Het protocol hieronder gegeven beschrijving van een eenvoudige methode voor het gebruik van PFD als een infiltratieve montage medium in Arabidopsis thaliana bladeren, maar we verwachten dat deze methode kan worden toegepast in een verscheidenheid van toepassingen waar imaging air-rijke weefsel is gewenst.

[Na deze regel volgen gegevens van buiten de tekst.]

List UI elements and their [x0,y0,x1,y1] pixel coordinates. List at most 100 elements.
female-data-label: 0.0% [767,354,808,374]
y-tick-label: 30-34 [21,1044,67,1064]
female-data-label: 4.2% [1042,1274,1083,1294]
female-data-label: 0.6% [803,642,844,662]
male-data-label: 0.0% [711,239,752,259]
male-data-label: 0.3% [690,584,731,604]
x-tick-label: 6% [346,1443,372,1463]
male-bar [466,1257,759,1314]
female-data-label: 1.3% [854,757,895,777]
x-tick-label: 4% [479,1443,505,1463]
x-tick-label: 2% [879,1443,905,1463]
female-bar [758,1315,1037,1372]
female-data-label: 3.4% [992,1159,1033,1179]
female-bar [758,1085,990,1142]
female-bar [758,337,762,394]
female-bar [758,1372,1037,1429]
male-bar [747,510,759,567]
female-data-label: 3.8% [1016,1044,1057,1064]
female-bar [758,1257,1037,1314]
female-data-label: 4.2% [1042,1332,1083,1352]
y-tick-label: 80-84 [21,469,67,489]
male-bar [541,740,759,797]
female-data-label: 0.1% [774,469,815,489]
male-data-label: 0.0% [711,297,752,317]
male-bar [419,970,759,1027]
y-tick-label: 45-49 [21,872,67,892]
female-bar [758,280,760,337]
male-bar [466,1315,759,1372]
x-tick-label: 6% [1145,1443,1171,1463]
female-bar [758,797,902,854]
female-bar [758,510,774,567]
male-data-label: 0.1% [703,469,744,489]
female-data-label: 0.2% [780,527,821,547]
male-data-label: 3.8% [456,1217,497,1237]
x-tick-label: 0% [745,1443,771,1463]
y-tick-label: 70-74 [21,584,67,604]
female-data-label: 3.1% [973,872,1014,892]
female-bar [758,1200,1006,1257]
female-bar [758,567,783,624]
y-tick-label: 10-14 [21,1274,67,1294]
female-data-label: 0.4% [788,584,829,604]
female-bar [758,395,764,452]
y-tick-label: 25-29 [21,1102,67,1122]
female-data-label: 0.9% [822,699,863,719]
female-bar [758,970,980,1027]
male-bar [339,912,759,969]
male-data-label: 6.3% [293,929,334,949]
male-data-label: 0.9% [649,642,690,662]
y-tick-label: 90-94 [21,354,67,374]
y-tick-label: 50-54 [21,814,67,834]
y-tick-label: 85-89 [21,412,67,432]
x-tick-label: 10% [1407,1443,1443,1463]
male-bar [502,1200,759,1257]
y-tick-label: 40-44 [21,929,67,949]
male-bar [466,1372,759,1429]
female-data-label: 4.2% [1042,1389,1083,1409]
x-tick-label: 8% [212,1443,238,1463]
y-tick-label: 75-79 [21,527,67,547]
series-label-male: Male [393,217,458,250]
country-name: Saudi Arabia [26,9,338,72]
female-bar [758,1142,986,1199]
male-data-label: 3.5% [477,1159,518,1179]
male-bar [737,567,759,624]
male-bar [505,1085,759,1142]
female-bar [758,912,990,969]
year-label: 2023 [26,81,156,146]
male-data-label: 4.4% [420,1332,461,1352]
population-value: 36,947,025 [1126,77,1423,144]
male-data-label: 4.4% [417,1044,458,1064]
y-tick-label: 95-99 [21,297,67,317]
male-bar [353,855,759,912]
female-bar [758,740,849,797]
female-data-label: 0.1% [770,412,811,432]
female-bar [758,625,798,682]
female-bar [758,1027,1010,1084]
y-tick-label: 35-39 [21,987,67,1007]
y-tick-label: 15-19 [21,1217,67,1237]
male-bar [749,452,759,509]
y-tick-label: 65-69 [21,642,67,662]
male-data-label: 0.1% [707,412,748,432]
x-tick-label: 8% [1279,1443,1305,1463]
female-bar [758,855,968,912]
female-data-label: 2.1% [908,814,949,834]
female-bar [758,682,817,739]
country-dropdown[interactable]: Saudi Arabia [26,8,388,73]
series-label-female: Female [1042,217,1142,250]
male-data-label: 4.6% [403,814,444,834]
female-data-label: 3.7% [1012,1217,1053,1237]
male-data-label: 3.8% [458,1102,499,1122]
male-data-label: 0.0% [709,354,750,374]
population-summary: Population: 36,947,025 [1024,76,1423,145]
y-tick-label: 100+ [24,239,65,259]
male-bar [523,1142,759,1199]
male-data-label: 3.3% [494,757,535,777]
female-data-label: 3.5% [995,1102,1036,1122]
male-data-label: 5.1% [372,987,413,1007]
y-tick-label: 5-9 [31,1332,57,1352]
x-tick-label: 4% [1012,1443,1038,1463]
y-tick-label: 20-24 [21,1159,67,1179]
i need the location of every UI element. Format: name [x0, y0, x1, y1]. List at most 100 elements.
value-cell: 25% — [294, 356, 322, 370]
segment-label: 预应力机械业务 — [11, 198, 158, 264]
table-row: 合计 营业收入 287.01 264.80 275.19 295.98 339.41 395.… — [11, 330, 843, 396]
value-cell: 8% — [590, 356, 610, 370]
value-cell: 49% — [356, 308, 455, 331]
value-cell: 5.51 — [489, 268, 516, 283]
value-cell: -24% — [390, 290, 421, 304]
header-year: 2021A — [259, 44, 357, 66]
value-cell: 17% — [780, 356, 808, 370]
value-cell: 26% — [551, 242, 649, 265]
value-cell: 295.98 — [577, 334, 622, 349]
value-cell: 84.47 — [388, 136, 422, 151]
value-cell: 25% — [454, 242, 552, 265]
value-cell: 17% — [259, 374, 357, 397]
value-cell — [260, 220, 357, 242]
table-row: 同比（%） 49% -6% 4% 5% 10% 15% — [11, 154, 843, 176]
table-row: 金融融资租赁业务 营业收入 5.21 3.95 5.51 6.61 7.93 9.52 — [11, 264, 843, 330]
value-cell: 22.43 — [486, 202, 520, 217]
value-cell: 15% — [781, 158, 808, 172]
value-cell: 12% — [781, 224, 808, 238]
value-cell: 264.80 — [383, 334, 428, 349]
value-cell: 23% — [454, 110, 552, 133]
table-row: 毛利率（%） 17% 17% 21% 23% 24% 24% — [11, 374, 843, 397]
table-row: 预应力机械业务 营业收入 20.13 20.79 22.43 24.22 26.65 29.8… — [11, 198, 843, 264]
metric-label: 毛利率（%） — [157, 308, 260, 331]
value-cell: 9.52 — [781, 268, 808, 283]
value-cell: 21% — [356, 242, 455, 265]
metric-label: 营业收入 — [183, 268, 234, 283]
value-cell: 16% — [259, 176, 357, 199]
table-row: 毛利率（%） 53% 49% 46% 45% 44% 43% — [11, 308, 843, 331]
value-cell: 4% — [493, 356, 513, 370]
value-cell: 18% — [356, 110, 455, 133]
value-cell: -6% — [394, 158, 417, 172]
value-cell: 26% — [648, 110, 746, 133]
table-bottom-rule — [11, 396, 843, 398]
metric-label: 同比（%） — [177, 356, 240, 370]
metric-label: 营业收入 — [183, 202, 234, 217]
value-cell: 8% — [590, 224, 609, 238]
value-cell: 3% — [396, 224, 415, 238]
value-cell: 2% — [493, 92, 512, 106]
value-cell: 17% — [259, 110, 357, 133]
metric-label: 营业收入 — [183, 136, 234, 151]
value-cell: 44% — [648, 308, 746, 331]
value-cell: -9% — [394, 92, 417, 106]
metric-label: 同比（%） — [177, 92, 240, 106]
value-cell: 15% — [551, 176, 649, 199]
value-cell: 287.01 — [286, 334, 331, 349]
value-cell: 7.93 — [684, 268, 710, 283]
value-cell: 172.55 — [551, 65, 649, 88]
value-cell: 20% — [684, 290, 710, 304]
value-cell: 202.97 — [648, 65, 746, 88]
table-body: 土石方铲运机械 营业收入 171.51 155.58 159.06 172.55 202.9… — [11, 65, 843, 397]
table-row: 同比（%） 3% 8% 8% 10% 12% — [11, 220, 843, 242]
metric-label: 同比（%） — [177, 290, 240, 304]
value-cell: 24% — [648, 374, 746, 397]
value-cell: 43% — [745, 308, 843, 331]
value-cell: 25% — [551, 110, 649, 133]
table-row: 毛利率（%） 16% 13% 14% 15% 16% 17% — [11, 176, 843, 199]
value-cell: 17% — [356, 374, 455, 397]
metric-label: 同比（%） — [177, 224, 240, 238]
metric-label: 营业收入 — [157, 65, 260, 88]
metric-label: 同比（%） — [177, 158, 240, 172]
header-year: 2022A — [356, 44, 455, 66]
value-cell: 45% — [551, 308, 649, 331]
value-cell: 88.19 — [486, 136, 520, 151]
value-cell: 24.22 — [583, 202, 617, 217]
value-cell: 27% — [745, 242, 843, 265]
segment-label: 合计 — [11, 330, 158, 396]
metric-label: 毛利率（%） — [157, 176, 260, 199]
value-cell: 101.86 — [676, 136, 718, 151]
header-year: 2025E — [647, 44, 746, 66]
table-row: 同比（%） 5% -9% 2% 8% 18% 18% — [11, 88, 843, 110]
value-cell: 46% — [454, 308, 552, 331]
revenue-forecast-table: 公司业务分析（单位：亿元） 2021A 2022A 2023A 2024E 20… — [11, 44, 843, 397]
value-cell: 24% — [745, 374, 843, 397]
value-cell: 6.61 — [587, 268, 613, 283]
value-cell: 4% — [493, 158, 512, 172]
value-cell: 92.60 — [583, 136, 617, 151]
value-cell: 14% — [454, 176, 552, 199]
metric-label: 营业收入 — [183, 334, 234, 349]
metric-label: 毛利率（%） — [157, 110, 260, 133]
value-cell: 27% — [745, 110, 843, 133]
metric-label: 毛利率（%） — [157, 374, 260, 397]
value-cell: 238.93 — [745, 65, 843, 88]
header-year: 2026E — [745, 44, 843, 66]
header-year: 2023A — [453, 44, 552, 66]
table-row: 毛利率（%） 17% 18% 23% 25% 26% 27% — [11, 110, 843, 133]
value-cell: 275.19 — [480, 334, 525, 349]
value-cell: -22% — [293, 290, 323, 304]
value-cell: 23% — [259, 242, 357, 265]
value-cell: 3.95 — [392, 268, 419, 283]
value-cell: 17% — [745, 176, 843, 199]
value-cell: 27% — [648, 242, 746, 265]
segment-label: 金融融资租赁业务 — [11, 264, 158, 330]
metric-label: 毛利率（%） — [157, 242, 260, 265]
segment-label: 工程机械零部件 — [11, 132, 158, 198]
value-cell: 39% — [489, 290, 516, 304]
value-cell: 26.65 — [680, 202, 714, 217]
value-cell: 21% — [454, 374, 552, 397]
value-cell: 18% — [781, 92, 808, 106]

1. Montage bladmonsters in PFD

  1. Bereid een microscoop dia met een gas-permeabel pakking van polydimethylsiloxaan (PDMS, Carolina Observation Gel). PDMS is een visco-elastisch polymeer en kan worden gevormd om een ​​kamer aangepast aan experimentele behoeften te bieden.
  2. PFD evenwicht met lucht. Dit kan worden bereikt door borrelen met lucht of door het schudden van een klein volume van PFD in een met lucht gevulde fles.
  3. Giet PFD in een open petrischaal en drijven een hele zaailing of weggesneden blad op PFD gedurende 5 minuten. Het weefsel moet worden doorzichtig, doet denken aan verglaasd weefsel (Figuur 2 (a)). Bladeren kunnen donkerder of lichter dan voorheen blootgesteld lijken te PFD, afhankeDing van de lichtomstandigheden en de leeftijd van weefsel gebruikt.
  4. Vul de PDMS kamer met air-evenwicht PFD en zorgvuldig de weefselmonsters overdracht van de incubatie petrischaal naar de PDMS kamer. Afdichting van de dia met een dekglaasje en beeld volgens de experimentele eisen.
  5. Let op: PFD ook presteert goed in een open kamer gebouwd op een dekglaasje of in een perfusie kamer en is compatibel met siliconenvet. PFD is niet compatibel met Teflon componenten als het oplost ze.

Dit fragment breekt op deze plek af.